Abstract:
The antiferromagnet (AFM) and ferromagnet (FM) interface is a unique branch of magnetics of broad scientific interest. AFMs play an important role in spin-orbit torque (SOT) devices based on their ability to generate spin-polarized current and exchange bias when combined with FMs [1]. Since the exchange bias of the AFM/FM bilayer appeared to be tailorable by SOT [1-2], it opens a great opportunity for AFM-based spintronics technology that the SOT can modify the spin texture of AFM and FM can serve for detection. In this talk, several AFM/FM systems will be demonstrated for studying the interfacial dynamics of AFM spins. An interesting spin-orbit torque (SOT) ratchet involving the exchange spring effect in an IrMn/CoFeB bilayer device with perpendicular anisotropy and exchange bias is developed. The combined use of electrical and spectroscopic analysis reveals that the exchange spring in IrMn/CoFeB bilayer yields unidirectional anisotropy, resulting in a collinear/orthogonal AFM/FM spin configuration at the interface upon switching CoFeB magnetization upward/downward. The ratcheting characteristics resulting from unidirectional anisotropy manifest in SOT switching. In this process, magnetization against the exchange spring features digital-like switching with a sharp transition, whereas the reverse function is characteristic of analog switching with a gradual transition tail.

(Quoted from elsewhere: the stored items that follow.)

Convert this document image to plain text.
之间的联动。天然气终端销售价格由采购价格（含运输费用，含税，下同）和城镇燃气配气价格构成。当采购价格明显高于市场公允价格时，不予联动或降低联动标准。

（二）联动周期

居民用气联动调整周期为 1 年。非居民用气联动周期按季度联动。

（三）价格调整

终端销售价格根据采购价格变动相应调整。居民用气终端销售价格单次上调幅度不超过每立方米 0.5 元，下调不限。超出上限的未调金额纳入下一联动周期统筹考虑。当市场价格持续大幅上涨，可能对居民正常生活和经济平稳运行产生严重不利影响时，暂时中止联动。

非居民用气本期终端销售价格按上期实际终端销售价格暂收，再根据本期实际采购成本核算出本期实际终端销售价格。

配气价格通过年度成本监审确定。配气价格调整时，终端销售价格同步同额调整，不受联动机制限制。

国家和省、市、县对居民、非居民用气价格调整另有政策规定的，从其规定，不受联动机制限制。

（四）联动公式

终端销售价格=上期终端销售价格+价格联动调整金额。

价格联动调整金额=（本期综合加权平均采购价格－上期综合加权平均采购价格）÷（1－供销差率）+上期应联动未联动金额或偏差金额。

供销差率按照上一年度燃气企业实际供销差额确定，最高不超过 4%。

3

The dual digital-analog characteristics of the IrMn/CoFeB bilayer may be of benefit in neuromorphic and memory applications [2].
Keywords – spin-orbit torque, antiferromagnet, ratchet, exchange bias.
References:
[1] P. H. Lin et al. Nature Materials 18, 335 (2019).
[2] C. Y. Yang et al. Applied Physics Letters 118, 102403 (2021).
[3] Y. H. Huang et al. Advanced Functional Materials 32, 2111653 (2022).